Antibodies to cell surface receptors can cause endocrine dysfunction by mimicking or blocking the actions of their respective hormones. We sought patients with autoantibodies to the extracellular calcium (Ca2+o)-sensing receptor (CaR), which sets the normal level of blood calcium, that mimic the genetic disorder, familial hypocalciuric hypercalcemia, caused by heterozygous inactivating mutations of the CaR. Four individuals from two kindreds were identified with PTH-dependent hypercalcemia, who had other autoimmune manifestations: one with sprue and antigliadin and antiendomyseal antibodies and three with antithyroid antibodies. Three of the patients also had relative or absolute hypocalciuria.

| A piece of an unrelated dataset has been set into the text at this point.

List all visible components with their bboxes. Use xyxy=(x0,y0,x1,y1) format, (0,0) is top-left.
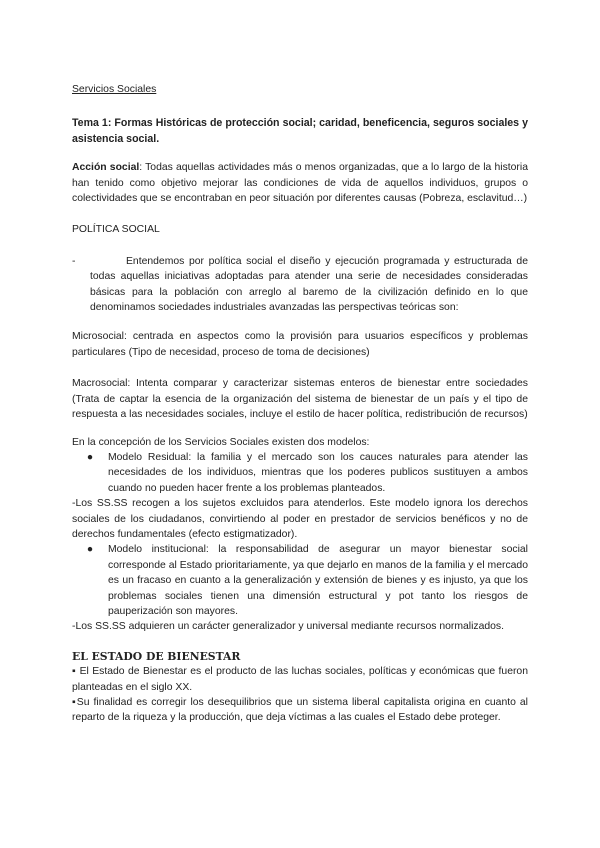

The patients sera contained antibodies that reacted with the cell surface of bovine parathyroid cells in a manner similar to an authentic polyclonal anti-CaR antibody, stained bands on Western analysis of sizes similar to those labeled by the anti-CaR antiserum, and reacted with several synthetic peptides derived from sequences within the CaRs extracellular amino terminus. The patients sera also stimulated PTH release from dispersed human parathyroid cells compared with the effect of sera from normocalcemic control subjects. This stimulation could be blocked by preabsorbing serum with membranes from CaR-transfected, but not nontransfected, human embryonic kidney (HEK293) cells. Finally, in two of the patients, antibodies affinity-purified using a synthetic peptide from within the CaRs extracellular domain inhibited high Ca2+o-stimulated, CaR-mediated accumulation of inositol phosphates and activation of mitogen-activated protein kinase in CaR-transfected HEK293 cells. DNA sequencing revealed no mutations within the index patients CaR genes in the two families. Therefore, a biochemical phenotype of PTH-dependent hypercalcemia resembling that caused by heterozygous inactivating mutations of the CaR in familial hypocalciuric hypercalcemia can be observed in patients with antibodies to the CaRs extracellular domain that stimulate PTH release, probably by inhibiting activation of the CaR by Ca2+o. Autoimmune hypocalciuric hypercalcemic is an acquired disorder of Ca2+o sensing that should be differentiated from that caused by inactivating mutations of the CaR.
E.M.B. and J.W. contributed equally to this work.
Abbreviations: Ca2+o, Extracellular calcium; CaR, calcium-sensing receptor; ERK, extracellular signal-regulated kinase; FHH, familial hypocalciuric hypercalcemia; MAPK, mitogen-activated protein kinase; PHPT, primary hyperparathyroidism; TCA, trichloroacetic acid.